An Apple, Windows and Communication Breakdown

There’s been a fair bit of communication breakdown in my life lately. First it was with members of my Circle, then it was with my phone and my computer. It even came up for one of my coaching clients this week.

I have an iPhone, and a PC. I recently received some training audios that I wanted to put on my phone so I could listen to them while I was doing other things, and not be stuck at my computer. I also wanted to get the latest videos off my phone to edit them. For whatever reason, my phone and my computer were not communicating with each other.

It was so frustrating! It should have been easy. Connect the phone to the computer, and tell them to sync. They would go through the motions, and in the end tell me there was a time out.

I think you misinterpretedThe problem in my Circle started with text. One person commented, and the other person received a completely different message. Just like the phone and the computer. One sent a message that was not fully received by the other.

It can be so challenging to read the intention behind the written word. It is too easy to read insult where none is intended. It is said that anywhere between 60-70% of the meaning we receive comes from non-verbal cues, the tone of voice and body language that goes with the words.
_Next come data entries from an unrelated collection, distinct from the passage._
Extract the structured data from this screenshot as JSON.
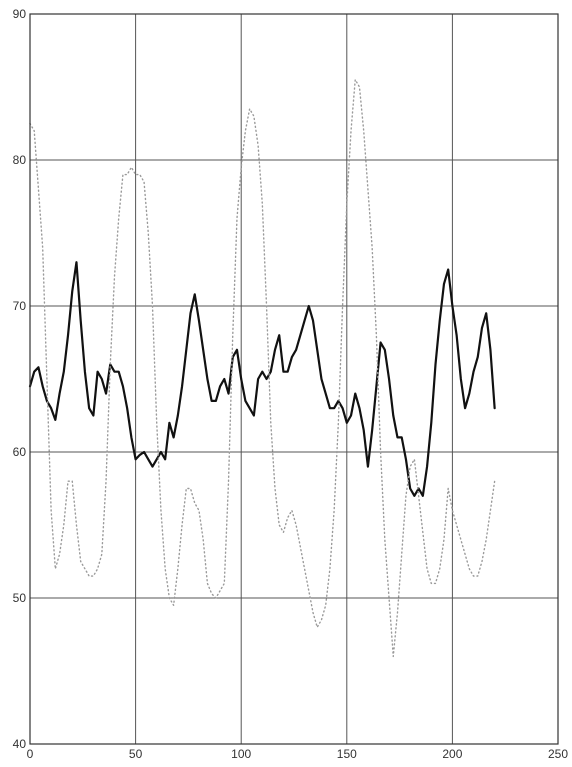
{
  "chart_data": {
    "type": "line",
    "title": "",
    "xlabel": "",
    "ylabel": "",
    "xlim": [
      0,
      250
    ],
    "ylim": [
      40,
      90
    ],
    "grid": true,
    "xticks": [
      0,
      50,
      100,
      150,
      200,
      250
    ],
    "yticks": [
      40,
      50,
      60,
      70,
      80,
      90
    ],
    "series": [
      {
        "style": "solid",
        "color": "#111111",
        "x": [
          0,
          2,
          4,
          6,
          8,
          10,
          12,
          14,
          16,
          18,
          20,
          22,
          24,
          26,
          28,
          30,
          32,
          34,
          36,
          38,
          40,
          42,
          44,
          46,
          48,
          50,
          52,
          54,
          56,
          58,
          60,
          62,
          64,
          66,
          68,
          70,
          72,
          74,
          76,
          78,
          80,
          82,
          84,
          86,
          88,
          90,
          92,
          94,
          96,
          98,
          100,
          102,
          104,
          106,
          108,
          110,
          112,
          114,
          116,
          118,
          120,
          122,
          124,
          126,
          128,
          130,
          132,
          134,
          136,
          138,
          140,
          142,
          144,
          146,
          148,
          150,
          152,
          154,
          156,
          158,
          160,
          162,
          164,
          166,
          168,
          170,
          172,
          174,
          176,
          178,
          180,
          182,
          184,
          186,
          188,
          190,
          192,
          194,
          196,
          198,
          200,
          202,
          204,
          206,
          208,
          210,
          212,
          214,
          216,
          218,
          220
        ],
        "values": [
          64.5,
          65.5,
          65.8,
          64.5,
          63.5,
          63.0,
          62.2,
          64.0,
          65.5,
          68.0,
          71.0,
          73.0,
          69.0,
          65.5,
          63.0,
          62.5,
          65.5,
          65.0,
          64.0,
          66.0,
          65.5,
          65.5,
          64.5,
          63.0,
          61.0,
          59.5,
          59.8,
          60.0,
          59.5,
          59.0,
          59.5,
          60.0,
          59.5,
          62.0,
          61.0,
          62.5,
          64.5,
          67.0,
          69.5,
          70.8,
          69.0,
          67.0,
          65.0,
          63.5,
          63.5,
          64.5,
          65.0,
          64.0,
          66.5,
          67.0,
          65.0,
          63.5,
          63.0,
          62.5,
          65.0,
          65.5,
          65.0,
          65.5,
          67.0,
          68.0,
          65.5,
          65.5,
          66.5,
          67.0,
          68.0,
          69.0,
          70.0,
          69.0,
          67.0,
          65.0,
          64.0,
          63.0,
          63.0,
          63.5,
          63.0,
          62.0,
          62.5,
          64.0,
          63.0,
          61.5,
          59.0,
          61.5,
          64.5,
          67.5,
          67.0,
          65.0,
          62.5,
          61.0,
          61.0,
          59.5,
          57.5,
          57.0,
          57.5,
          57.0,
          59.0,
          62.0,
          66.0,
          69.0,
          71.5,
          72.5,
          70.0,
          68.0,
          65.0,
          63.0,
          64.0,
          65.5,
          66.5,
          68.5,
          69.5,
          67.0,
          63.0
        ]
      },
      {
        "style": "dotted",
        "color": "#9a9a9a",
        "x": [
          0,
          2,
          4,
          6,
          8,
          10,
          12,
          14,
          16,
          18,
          20,
          22,
          24,
          26,
          28,
          30,
          32,
          34,
          36,
          38,
          40,
          42,
          44,
          46,
          48,
          50,
          52,
          54,
          56,
          58,
          60,
          62,
          64,
          66,
          68,
          70,
          72,
          74,
          76,
          78,
          80,
          82,
          84,
          86,
          88,
          90,
          92,
          94,
          96,
          98,
          100,
          102,
          104,
          106,
          108,
          110,
          112,
          114,
          116,
          118,
          120,
          122,
          124,
          126,
          128,
          130,
          132,
          134,
          136,
          138,
          140,
          142,
          144,
          146,
          148,
          150,
          152,
          154,
          156,
          158,
          160,
          162,
          164,
          166,
          168,
          170,
          172,
          174,
          176,
          178,
          180,
          182,
          184,
          186,
          188,
          190,
          192,
          194,
          196,
          198,
          200,
          202,
          204,
          206,
          208,
          210,
          212,
          214,
          216,
          218,
          220
        ],
        "values": [
          82.5,
          82.0,
          78.0,
          74.0,
          65.0,
          56.0,
          52.0,
          53.0,
          55.0,
          58.0,
          58.0,
          55.0,
          52.5,
          52.0,
          51.5,
          51.5,
          52.0,
          53.0,
          58.0,
          66.0,
          72.0,
          76.0,
          79.0,
          79.0,
          79.5,
          79.0,
          79.0,
          78.5,
          75.0,
          70.0,
          62.0,
          56.0,
          52.0,
          50.0,
          49.5,
          52.0,
          55.0,
          57.5,
          57.5,
          56.5,
          56.0,
          54.0,
          51.0,
          50.3,
          50.0,
          50.5,
          51.0,
          58.0,
          68.0,
          76.0,
          79.5,
          82.0,
          83.5,
          83.0,
          81.0,
          77.0,
          70.0,
          62.0,
          57.5,
          55.0,
          54.5,
          55.5,
          56.0,
          55.0,
          53.5,
          52.0,
          50.5,
          49.0,
          48.0,
          48.5,
          49.5,
          52.0,
          56.0,
          62.0,
          70.0,
          77.0,
          82.0,
          85.5,
          85.0,
          82.0,
          78.0,
          74.0,
          68.0,
          60.0,
          54.0,
          50.0,
          46.0,
          49.0,
          53.0,
          57.0,
          59.0,
          59.5,
          57.0,
          54.5,
          52.0,
          51.0,
          51.0,
          52.0,
          54.0,
          57.5,
          56.0,
          55.0,
          54.0,
          53.0,
          52.0,
          51.5,
          51.5,
          52.5,
          54.0,
          56.0,
          58.0
        ]
      }
    ]
  }
}
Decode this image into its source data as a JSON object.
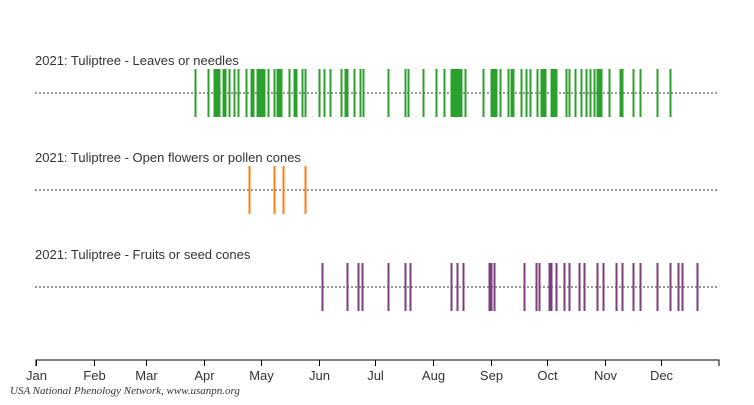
{
  "chart_data": {
    "type": "scatter",
    "subtype": "event-timeline",
    "year": 2021,
    "xlabel": "",
    "ylabel": "",
    "x_unit": "day-of-year",
    "xlim": [
      0,
      365
    ],
    "month_ticks": [
      {
        "label": "Jan",
        "day": 0
      },
      {
        "label": "Feb",
        "day": 31
      },
      {
        "label": "Mar",
        "day": 59
      },
      {
        "label": "Apr",
        "day": 90
      },
      {
        "label": "May",
        "day": 120
      },
      {
        "label": "Jun",
        "day": 151
      },
      {
        "label": "Jul",
        "day": 181
      },
      {
        "label": "Aug",
        "day": 212
      },
      {
        "label": "Sep",
        "day": 243
      },
      {
        "label": "Oct",
        "day": 273
      },
      {
        "label": "Nov",
        "day": 304
      },
      {
        "label": "Dec",
        "day": 334
      }
    ],
    "grid": false,
    "series": [
      {
        "name": "2021: Tuliptree - Leaves or needles",
        "color": "#2ca02c",
        "days": [
          85,
          92,
          95,
          96,
          97,
          98,
          100,
          101,
          103,
          106,
          108,
          112,
          115,
          116,
          118,
          119,
          120,
          121,
          122,
          124,
          127,
          129,
          130,
          131,
          135,
          138,
          139,
          142,
          144,
          151,
          154,
          157,
          163,
          165,
          166,
          170,
          173,
          175,
          188,
          197,
          199,
          207,
          214,
          218,
          222,
          223,
          224,
          225,
          226,
          227,
          229,
          239,
          243,
          244,
          245,
          246,
          248,
          252,
          254,
          255,
          259,
          262,
          264,
          268,
          270,
          271,
          272,
          275,
          276,
          277,
          278,
          283,
          285,
          288,
          291,
          294,
          296,
          298,
          300,
          301,
          302,
          306,
          312,
          313,
          319,
          323,
          332,
          339
        ]
      },
      {
        "name": "2021: Tuliptree - Open flowers or pollen cones",
        "color": "#ff7f0e",
        "days": [
          114,
          127,
          132,
          144
        ]
      },
      {
        "name": "2021: Tuliptree - Fruits or seed cones",
        "color": "#7b3f7b",
        "days": [
          153,
          166,
          172,
          174,
          188,
          197,
          200,
          222,
          225,
          228,
          242,
          243,
          245,
          261,
          267,
          269,
          274,
          275,
          278,
          282,
          285,
          290,
          293,
          300,
          303,
          310,
          313,
          319,
          323,
          332,
          339,
          343,
          345,
          353
        ]
      }
    ]
  },
  "credit": "USA National Phenology Network, www.usanpn.org"
}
When we are reading words on a page or a screen, the majority of the context of how we derive meaning is missing!

So what happens? We make it up. We imagine the person talking. We run the words through our firewall, our filters of experience. And if we have had negative experiences with that person, or even in general, the meaning we come up with often takes a negative tone. The firewall shuts it down, and we stop communicating.
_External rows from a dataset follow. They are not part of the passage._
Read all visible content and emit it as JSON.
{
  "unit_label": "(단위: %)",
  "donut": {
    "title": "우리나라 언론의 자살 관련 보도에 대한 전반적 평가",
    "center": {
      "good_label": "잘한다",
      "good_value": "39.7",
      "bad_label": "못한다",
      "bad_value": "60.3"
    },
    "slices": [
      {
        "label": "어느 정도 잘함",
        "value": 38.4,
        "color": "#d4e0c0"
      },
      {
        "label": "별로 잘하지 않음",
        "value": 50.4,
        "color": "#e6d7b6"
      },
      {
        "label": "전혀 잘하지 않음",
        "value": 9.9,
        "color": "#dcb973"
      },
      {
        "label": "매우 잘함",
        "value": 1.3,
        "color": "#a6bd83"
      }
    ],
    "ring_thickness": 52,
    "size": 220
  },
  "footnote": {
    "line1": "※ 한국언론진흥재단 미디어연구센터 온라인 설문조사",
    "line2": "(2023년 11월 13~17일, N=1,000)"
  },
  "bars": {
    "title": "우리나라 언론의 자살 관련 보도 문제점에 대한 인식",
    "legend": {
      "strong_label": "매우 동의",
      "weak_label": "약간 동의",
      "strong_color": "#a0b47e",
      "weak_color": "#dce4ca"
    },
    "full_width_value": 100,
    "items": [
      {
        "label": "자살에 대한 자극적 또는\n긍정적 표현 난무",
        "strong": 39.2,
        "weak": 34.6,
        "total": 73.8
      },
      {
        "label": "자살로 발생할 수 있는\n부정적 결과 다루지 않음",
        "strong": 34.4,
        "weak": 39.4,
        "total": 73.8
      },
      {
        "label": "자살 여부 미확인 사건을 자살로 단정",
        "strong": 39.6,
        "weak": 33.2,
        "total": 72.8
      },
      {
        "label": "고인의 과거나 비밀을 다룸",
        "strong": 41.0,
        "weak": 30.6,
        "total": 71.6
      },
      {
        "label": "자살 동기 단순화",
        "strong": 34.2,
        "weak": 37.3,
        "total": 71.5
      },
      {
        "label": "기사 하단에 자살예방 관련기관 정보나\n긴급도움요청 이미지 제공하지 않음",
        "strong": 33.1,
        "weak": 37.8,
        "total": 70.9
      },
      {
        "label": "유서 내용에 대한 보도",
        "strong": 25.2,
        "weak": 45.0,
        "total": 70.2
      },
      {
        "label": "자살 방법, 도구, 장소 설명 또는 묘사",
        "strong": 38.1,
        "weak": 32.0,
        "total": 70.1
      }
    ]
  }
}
Which is exactly what happened with my phone and my computer. To get them to communicate, I had to shut down the firewall, and voila! The transfer of information actually worked.

With the members in my Circle, it was a similar story. I met the two of them on neutral ground, and asked each one to share what was going on for them, without interpreting what they were receiving from the other person. In other words, without the firewall. Once they each had an opportunity to share, and really hear what the other person was saying, there was no more conflict.

Where in your life is your firewall shutting down real communication? And are you willing to take down your firewall to fix it?